As Passing begins, Irene Redfield--a sophisticated and comfortably married woman of African-American descent--is opening her mail. She discovers a letter from Clare Kendry, an old acquaintance, and this document sets off a chain of memories. Irene recalls Clare's difficult childhood and cunning temperament, but is most preoccupied with a recent meeting between Clare and herself that had taken place two years before, in Chicago. The two women ran into one another purely by chance. However, the light-complexioned Clare explained a few of the more sensitive details of her life--in particular, the fact that she was "passing" as white.

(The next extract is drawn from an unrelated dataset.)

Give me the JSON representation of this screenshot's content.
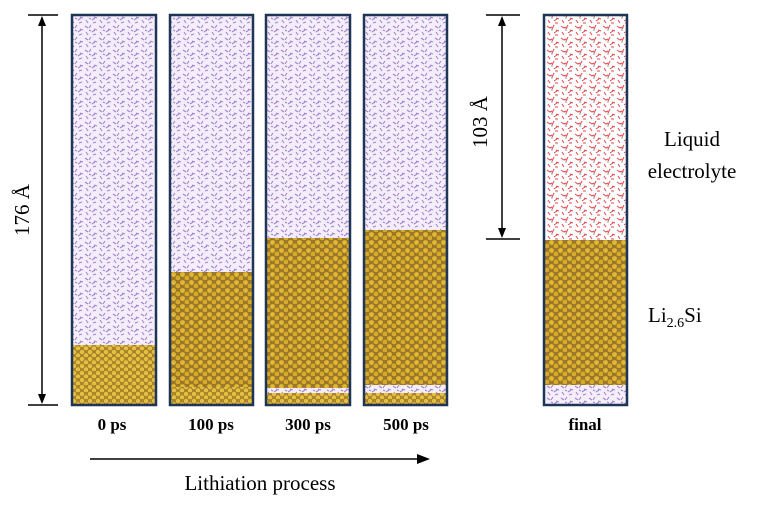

Before the end of her stay in Chicago, Irene paid a visit to Clare's quarters. Here, Irene met Gertrude Martin, another African-American woman who could be mistaken for a white woman; Irene also encountered John Bellew, Clare's bigoted husband. Although the three women maintained their composure when Bellew voiced some of his demeaning opinions, Gertrude later expressed strong emotion over the boldness of Clare's version of "passing." For her part, Irene resolved never to communicate with Clare again.
However, Clare managed to reestablish contact with Irene. She sought out the Redfields in person, and bonded with the various members of the family. Clare's relationship with Irene's two sons was affectionate, and Clare also began to accompany Irene and Irene's husband, Brian, to upscale Harlem events. Irene was not fully comfortable with accepting Clare back into her life; in fact, Irene discussed the issue of racial identity with Hugh Wentworth, a white traveler and author who sometimes appeared in Harlem society. Yet Irene's discomfort intensified--and took on a new form--when it occured to her that Brian and Clare could be carrying on an affair.
Irene was determined to keep her marriage together, but soon a new disruption emerged. While shopping with a Harlem acquaintance, Felise Freeland, Irene encountered John Bellew. This chance meeting alerted Bellew that Irene was black. Although Clare's marriage might have been in serious danger, Irene remained quiet about her meeting and continued to accompany Brian and Clare to social functions, including a Christmastime party hosted by Dave and Felise Freeland. Yet Bellew tracked his wife to that location and created an uproar. Irene's recollections of the encounter between Clare and Bellew at the Freelands' party are spotty: Clare fell to her death from an open window, but it is not clear how exactly this catastrophe occurred. Bellew could not be found after Clare's fall, and the Freelands and Redfields spend the very end of the novel consulting with a mysterious man who is trying to figure out what had happened.